Nasce la casa della contemporaneità
Muvec, la casa della contemporaneità, nasce a Mestre con l’obiettivo ambizioso di valorizzare un luogo simbolo della cultura locale e trasformarlo in un punto di riferimento internazionale per l’arte contemporanea. Il progetto prende forma all’interno del Centro Culturale Candiani, grazie a un profondo ripensamento architettonico e a una solida progettazione scientifica che ha portato alla creazione di uno spazio moderno, dinamico e aperto al dialogo europeo.
L’inaugurazione ufficiale, avvenuta giovedì mattina, ha visto la partecipazione delle principali istituzioni coinvolte nel progetto. Presenti il sindaco Luigi Brugnaro, la presidente della Fondazione Musei Civici Mariacristina Gribaudi e l’assessora regionale alla Cultura Valeria Mantovan, che ha sottolineato il valore sociale della cultura come strumento contro degrado e insicurezza.
Un progetto culturale europeo per Mestre
Muvec rappresenta una svolta per la città di Mestre e per l’intero territorio veneziano. Non si tratta solo di un nuovo museo, ma di una realtà pensata per inserirsi a pieno titolo nel circuito dei musei internazionali di arte contemporanea. La struttura potrà contare su una collezione permanente di grande valore e su esposizioni temporanee capaci di attrarre pubblico e critici da tutta Europa.
Il progetto ha previsto importanti interventi architettonici, tra cui la realizzazione di una torre-faro e di una pensilina sopraelevata che facilita l’accesso alle sale espositive. Un restyling necessario per trasformare un edificio considerato in passato distante dalla città in un luogo vivo e integrato nel tessuto urbano.
Il significato culturale di Muvec
La vera rivoluzione portata da Muvec è culturale. Il museo nasce con l’obiettivo di raccontare l’arte dal secondo dopoguerra in poi, con particolare attenzione al tema della ricostruzione dopo il 1948. Il percorso si sviluppa grazie alle collezioni civiche, in particolare quelle conservate a Ca’ Pesaro, arricchite da nuove donazioni di artisti emergenti già affermati a livello internazionale.
Secondo la dirigente Elisabetta Barisoni, la nascita di Muvec rappresenta un evento raro: inaugurare un museo è un’occasione unica nella vita professionale. Ma non si tratta di un punto di arrivo, bensì dell’inizio di un percorso destinato a crescere e a coinvolgere sempre più il pubblico, soprattutto le nuove generazioni.
Il percorso espositivo tra passato e contemporaneità
Il percorso espositivo di Muvec si articola su tre direttrici principali: Ricostruzione, Costruzione e Decostruzione. Questa struttura riflette le trasformazioni dell’arte del secondo Novecento e si intreccia con la storia urbana e sociale di Mestre.

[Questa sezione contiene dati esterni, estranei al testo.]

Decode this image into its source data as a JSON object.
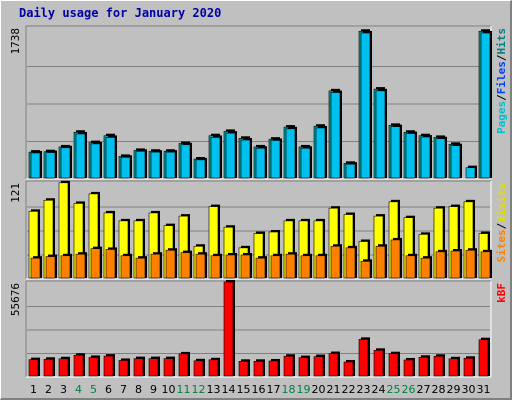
{
  "chart_data": {
    "type": "bar",
    "title": "Daily usage for January 2020",
    "categories": [
      "1",
      "2",
      "3",
      "4",
      "5",
      "6",
      "7",
      "8",
      "9",
      "10",
      "11",
      "12",
      "13",
      "14",
      "15",
      "16",
      "17",
      "18",
      "19",
      "20",
      "21",
      "22",
      "23",
      "24",
      "25",
      "26",
      "27",
      "28",
      "29",
      "30",
      "31"
    ],
    "weekend_days": [
      "4",
      "5",
      "11",
      "12",
      "18",
      "19",
      "25",
      "26"
    ],
    "weekend_color": "#008040",
    "weekday_color": "#000000",
    "panels": [
      {
        "max_label": "1738",
        "ylim": [
          0,
          1738
        ],
        "grid": true,
        "legend": [
          "Pages",
          "/",
          "Files",
          "/",
          "Hits"
        ],
        "legend_colors": [
          "#00c0d0",
          "#000000",
          "#0040ff",
          "#000000",
          "#008080"
        ],
        "series": [
          {
            "name": "Hits",
            "color": "#00a0a0",
            "values": [
              300,
              305,
              360,
              530,
              410,
              490,
              250,
              320,
              310,
              310,
              400,
              220,
              490,
              540,
              460,
              360,
              450,
              590,
              360,
              600,
              1010,
              170,
              1700,
              1030,
              610,
              530,
              490,
              470,
              390,
              0,
              1700
            ]
          },
          {
            "name": "Files",
            "color": "#00c0f0",
            "values": [
              290,
              295,
              350,
              510,
              395,
              470,
              240,
              310,
              300,
              300,
              385,
              210,
              470,
              520,
              440,
              345,
              435,
              570,
              345,
              580,
              990,
              160,
              1680,
              1010,
              595,
              515,
              475,
              455,
              375,
              120,
              1680
            ]
          }
        ]
      },
      {
        "max_label": "121",
        "ylim": [
          0,
          121
        ],
        "grid": true,
        "legend": [
          "Sites",
          "/",
          "Visits"
        ],
        "legend_colors": [
          "#ff8000",
          "#000000",
          "#e0e000"
        ],
        "series": [
          {
            "name": "Visits",
            "color": "#ffff00",
            "values": [
              84,
              98,
              120,
              94,
              106,
              82,
              72,
              72,
              82,
              66,
              78,
              40,
              90,
              64,
              38,
              56,
              58,
              72,
              72,
              72,
              88,
              80,
              46,
              78,
              96,
              76,
              55,
              88,
              90,
              96,
              56
            ]
          },
          {
            "name": "Sites",
            "color": "#ff8000",
            "values": [
              25,
              27,
              28,
              30,
              37,
              36,
              28,
              25,
              30,
              35,
              32,
              30,
              28,
              29,
              29,
              25,
              28,
              30,
              28,
              28,
              40,
              38,
              21,
              40,
              48,
              28,
              25,
              33,
              34,
              35,
              33
            ]
          }
        ]
      },
      {
        "max_label": "55676",
        "ylim": [
          0,
          55676
        ],
        "grid": true,
        "legend": [
          "kB",
          "F"
        ],
        "legend_colors": [
          "#ff0000",
          "#ff0000"
        ],
        "series": [
          {
            "name": "kB F",
            "color": "#ff0000",
            "values": [
              9700,
              9900,
              10200,
              12300,
              11000,
              11800,
              9200,
              10300,
              10300,
              10300,
              13100,
              9000,
              9600,
              55676,
              8700,
              8700,
              8900,
              11700,
              10900,
              11500,
              13300,
              8300,
              21700,
              15200,
              13200,
              9500,
              11100,
              11700,
              10200,
              10500,
              21500
            ]
          }
        ]
      }
    ]
  }
}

Due sono i livelli di lettura proposti ai visitatori:
- le grandi correnti internazionali che hanno influenzato Venezia
- le esperienze artistiche sviluppate nella terraferma
La collezione permanente include opere legate a movimenti fondamentali come Informale, Spazialismo e Arte minimal, oltre a pratiche contemporanee focalizzate su spazio e materia. Accanto ai grandi nomi internazionali trovano spazio anche artisti del territorio, creando un racconto ricco e articolato.
Mostre ed eventi: un museo dinamico
Muvec si presenta fin da subito come uno spazio dinamico. In occasione dell’apertura, il museo sarà visitabile gratuitamente nel weekend inaugurale, mentre il giorno precedente ospiterà la mostra collettiva del Premio Mestre di Pittura.
Tra gli appuntamenti più attesi spicca la mostra “Klimt, Schiele, Kokoschka e il corpo nell’arte contemporanea”, in programma dal 26 settembre. L’esposizione metterà in dialogo i maestri della Secessione Viennese con artisti contemporanei come Chen Zhen, Vanessa Beecroft e Marlene Dumas, offrendo una riflessione sul corpo e sulle trasformazioni della società.
Muvec: un nuovo punto di riferimento culturale
Muvec si candida a diventare un polo culturale di riferimento non solo per Mestre ma per l’intero panorama europeo. Grazie alla qualità delle opere, alla progettazione innovativa e alla capacità di dialogare con le principali istituzioni internazionali, il museo punta a consolidare nuove collaborazioni e a rafforzare il ruolo della città nel circuito artistico globale.